OBJECTS OF DISCOURSE: Memoirs of Women of Heian Japan, by John R. Wallace. Ann Arbor: Center for Japanese Studies, University of Michigan, 2005, 326 pp., with VII illustrations, $65 (cloth).

The four major court memoirs written in the late 10th and early 11th century are the "Kagero nikki" (translated by Edward Seidensticker as "The Gossamer Years"), the "Izumi Shikibu nikki" (Lady Izumi's Story), the "Murasaki Shikibu nikki" (Lady Murasaki's Journal), and the "Sarashina nikki" (The Sarashina Memoir).

The first of these covers the period 954 to 974, and was written by a woman known only as the wife and mother of two major court officials. In it she states that hers is "a diary concerning myself only," and there is rarely any doubt as to her feelings. So much is given up to complaint that, as the late scholar Earl Miner has said, "it is difficult to decide whether she is the most realistic of the major diarists or simply the most tortured by ordinary human realities."

More equitable is "Lady Izumi's Story." The author was a fine poet and left an estimable collection. She was also more satisfied by ordinary human realities and seemed to have taken advantage of some of them. She was said to have had a large number of lovers even considering the generous Heian standard.

The journal of the famous Murasaki Shikibu (author of "The Tale of Genji") covers only the brief period from the early autumn of 1008 to the beginning of 1010 and is devoted mostly to the doings of the court. What the author of "The Gossamer Years" found nearly insupportable is here celebrated as official felicity, but there are moments of displeasure.

Lady Murasaki could not stand Izumi Shikibu and considered her life a very loose one. She was also irritated by the way she was looked at by Sei Shonagon, author of the entertaining "Pillow Book." She also writes of courtiers looking at her Genji story, which seems to have been read as, of all things, court history.

The author of "The Sarashina Memoir" was the niece of the author of "The Gossamer Years," and her stepmother was related to the daughter of Murasaki. Born in 1008, she grew up in a literary court and hers is perhaps the most enjoyable of the four diaries to read.

Perhaps this is because it is the only one of the four to cover the whole life of the author. It begins when she was 12 years old and ends when she is probably about 60. She loved "The Tale of Genji" and imitated it in her other writings including, perhaps, this memoir.

These four journals then offer a rare view of the actualities of court life a thousand years ago, and in this study John Wallace analyzes them for their individual characteristics and what they suggest of Heian life.

For him the women writers are not the passive objects sometimes portrayed but individuals who confronted their difficulties by writing about them.

They did so in a script that was then relatively new. Hiragana, vernacular graphology, was replacing the Chinese-based magana and was being used for delineation of what some scholars have called a private space as contrasted to the public space institutionally oriented from China. This new space was increasingly populated by women writers for whom hiragana became an alternative means of expression -- so much so that the script was sometimes called a "woman's hand."

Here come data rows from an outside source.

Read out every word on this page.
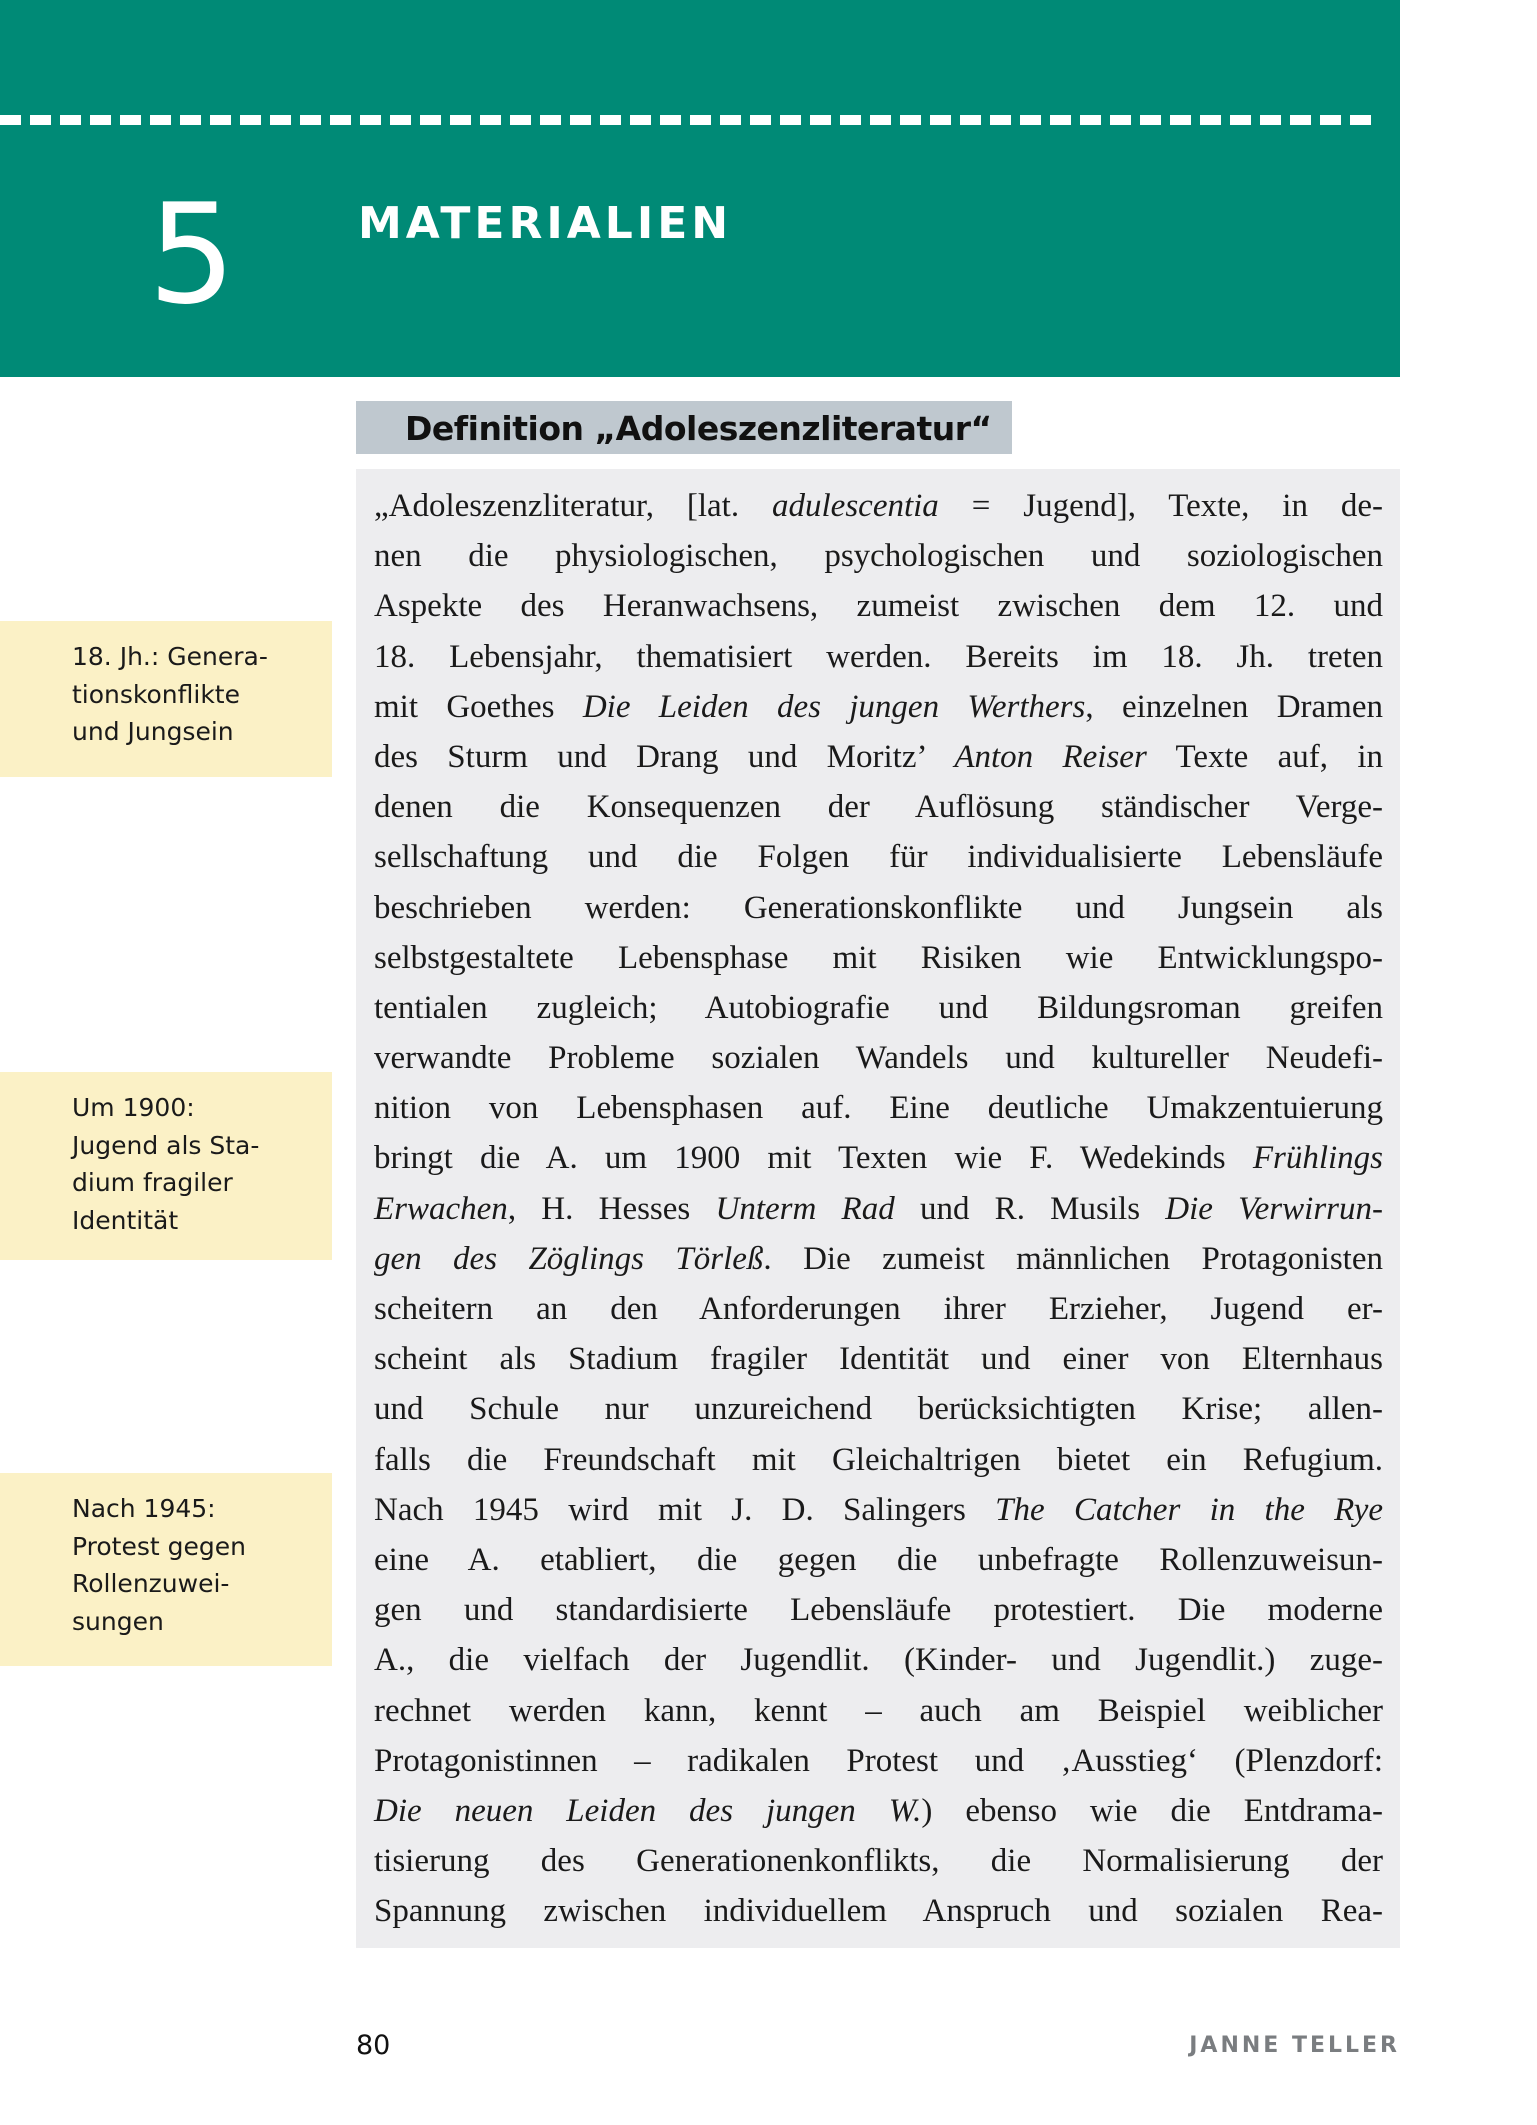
5	MATERIALIEN
Definition „Adoleszenzliteratur“
„Adoleszenzliteratur, [lat. adulescentia = Jugend], Texte, in de-
nen die physiologischen, psychologischen und soziologischen
Aspekte des Heranwachsens, zumeist zwischen dem 12. und
18. Lebensjahr, thematisiert werden. Bereits im 18. Jh. treten
mit Goethes Die Leiden des jungen Werthers, einzelnen Dramen
des Sturm und Drang und Moritz’ Anton Reiser Texte auf, in
denen die Konsequenzen der Auflösung ständischer Verge-
sellschaftung und die Folgen für individualisierte Lebensläufe
beschrieben werden: Generationskonflikte und Jungsein als
selbstgestaltete Lebensphase mit Risiken wie Entwicklungspo-
tentialen zugleich; Autobiografie und Bildungsroman greifen
verwandte Probleme sozialen Wandels und kultureller Neudefi-
nition von Lebensphasen auf. Eine deutliche Umakzentuierung
bringt die A. um 1900 mit Texten wie F. Wedekinds Frühlings
Erwachen, H. Hesses Unterm Rad und R. Musils Die Verwirrun-
gen des Zöglings Törleß. Die zumeist männlichen Protagonisten
scheitern an den Anforderungen ihrer Erzieher, Jugend er-
scheint als Stadium fragiler Identität und einer von Elternhaus
und Schule nur unzureichend berücksichtigten Krise; allen-
falls die Freundschaft mit Gleichaltrigen bietet ein Refugium.
Nach 1945 wird mit J. D. Salingers The Catcher in the Rye
eine A. etabliert, die gegen die unbefragte Rollenzuweisun-
gen und standardisierte Lebensläufe protestiert. Die moderne
A., die vielfach der Jugendlit. (Kinder- und Jugendlit.) zuge-
rechnet werden kann, kennt – auch am Beispiel weiblicher
Protagonistinnen – radikalen Protest und ‚Ausstieg‘ (Plenzdorf:
Die neuen Leiden des jungen W.) ebenso wie die Entdrama-
tisierung des Generationenkonflikts, die Normalisierung der
Spannung zwischen individuellem Anspruch und sozialen Rea-
18. Jh.: Genera-
tionskonflikte
und Jungsein
Um 1900:
Jugend als Sta-
dium fragiler
Identität
Nach 1945:
Protest gegen
Rollenzuwei-
sungen
80	JANNE TELLER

Wallace sees that the social situations of these Heian hiragana-prose writers was remarkably similar. Their contributions can be read as a conversation about unsecured and awkward relationships, and their own present and future places in high social life.

All of these authors arrived in this high society as compromised women. They were widows or divorced, and they were ladies-in-waiting. This post has been defined by one scholar as something like our contemporary "hostess."

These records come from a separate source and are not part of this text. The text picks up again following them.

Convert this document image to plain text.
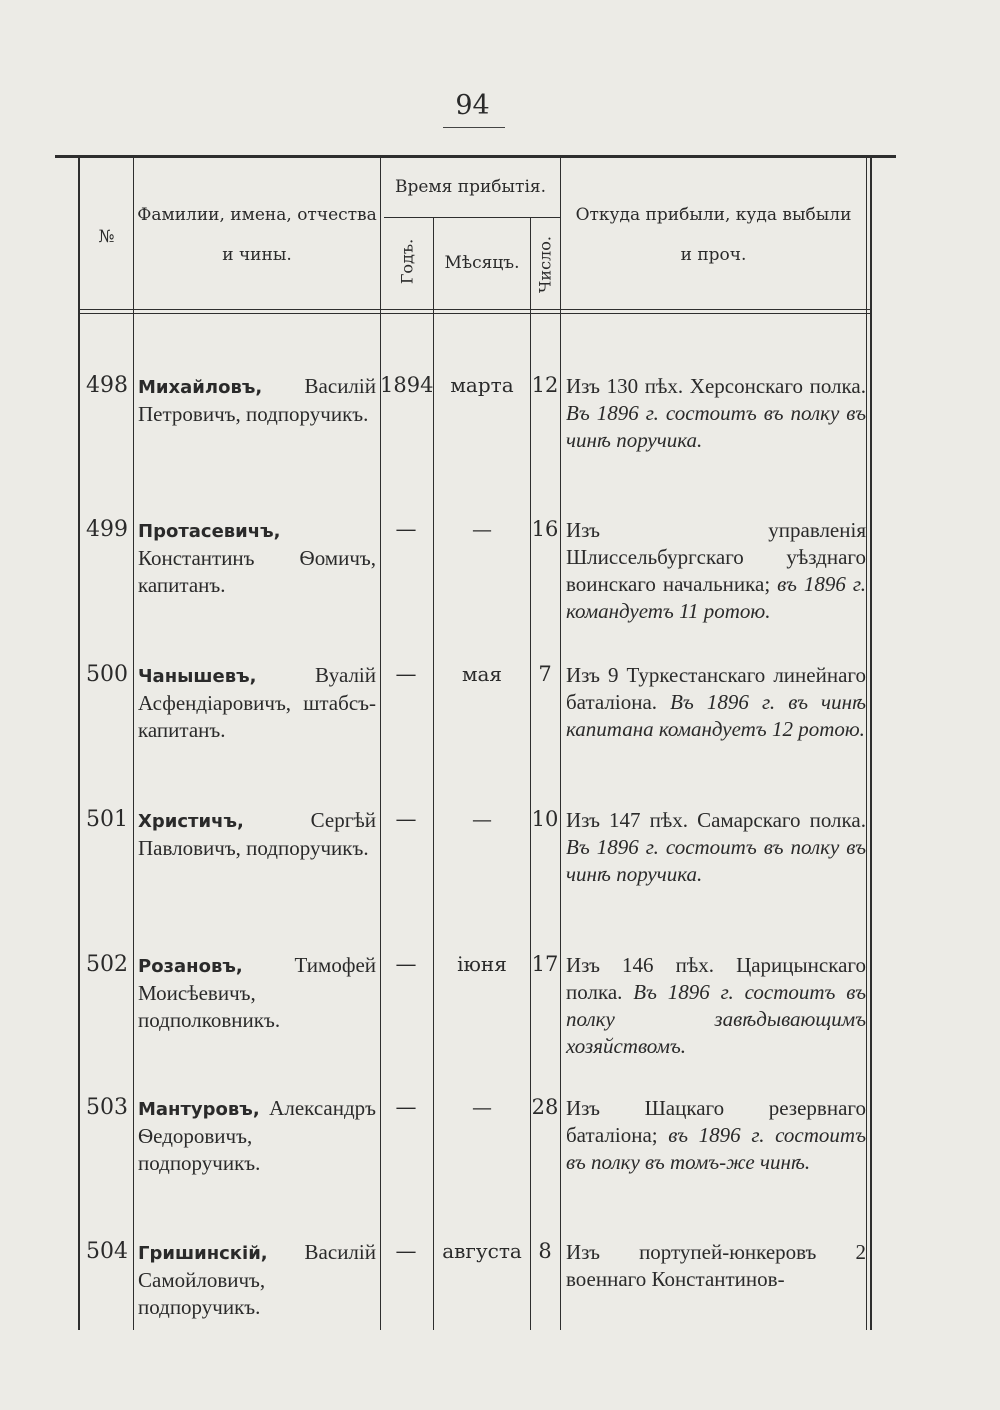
94
№
Фамилии, имена, отчества
и чины.
Время прибытія.
Годъ.	Мѣсяцъ. Число.
Откуда прибыли, куда выбыли
и проч.
498 Михайловъ, Василій Петровичъ, подпоручикъ.
1894 марта 12 Изъ 130 пѣх. Херсонскаго полка. Въ 1896 г. состоитъ въ полку въ чинѣ поручика.
499 Протасевичъ, Константинъ Ѳомичъ, капитанъ.
—	—	16 Изъ управленія Шлиссельбургскаго уѣзднаго воинскаго начальника; въ 1896 г. командуетъ 11 ротою.
500 Чанышевъ, Вуалій Асфендіаровичъ, штабсъ-капитанъ.
—	мая	7 Изъ 9 Туркестанскаго линейнаго баталіона. Въ 1896 г. въ чинѣ капитана командуетъ 12 ротою.
501 Христичъ, Сергѣй Павловичъ, подпоручикъ.
—	—	10 Изъ 147 пѣх. Самарскаго полка. Въ 1896 г. состоитъ въ полку въ чинѣ поручика.
502 Розановъ, Тимофей Моисѣевичъ, подполковникъ.
—	іюня	17 Изъ 146 пѣх. Царицынскаго полка. Въ 1896 г. состоитъ въ полку завѣдывающимъ хозяйствомъ.
503 Мантуровъ, Александръ Ѳедоровичъ, подпоручикъ.
—	—	28 Изъ Шацкаго резервнаго баталіона; въ 1896 г. состоитъ въ полку въ томъ-же чинѣ.
504 Гришинскій, Василій Самойловичъ, подпоручикъ.
—	августа 8 Изъ портупей-юнкеровъ 2 военнаго Константинов-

This was then a position that found them highly educated yet at the same time servants. They were expected to be able to educate their betters and yet had to become party flirts to achieve the status that only men could give. Their ingenuity, talent and bravery make their stories more than court documents. They become human records.

It is this aspect that Wallace's meticulous and scholarly account emphasizes. In so doing he gives us a view into a world that, thanks to these memoirs, is still alive.

For those wishing to read the complete journals a number of translations are in print: "The Gossamer Years" by either Edward Seidensticker or Sonja Arntzen, as well as a partial translation by Helen McCullough; "Lady Izumi's Diary" by either Edwin Cranston or Miner; "Lady Murasaki's Journal" by Richard Bowrings and "The Sarashina Memoir" by Ivan Morris.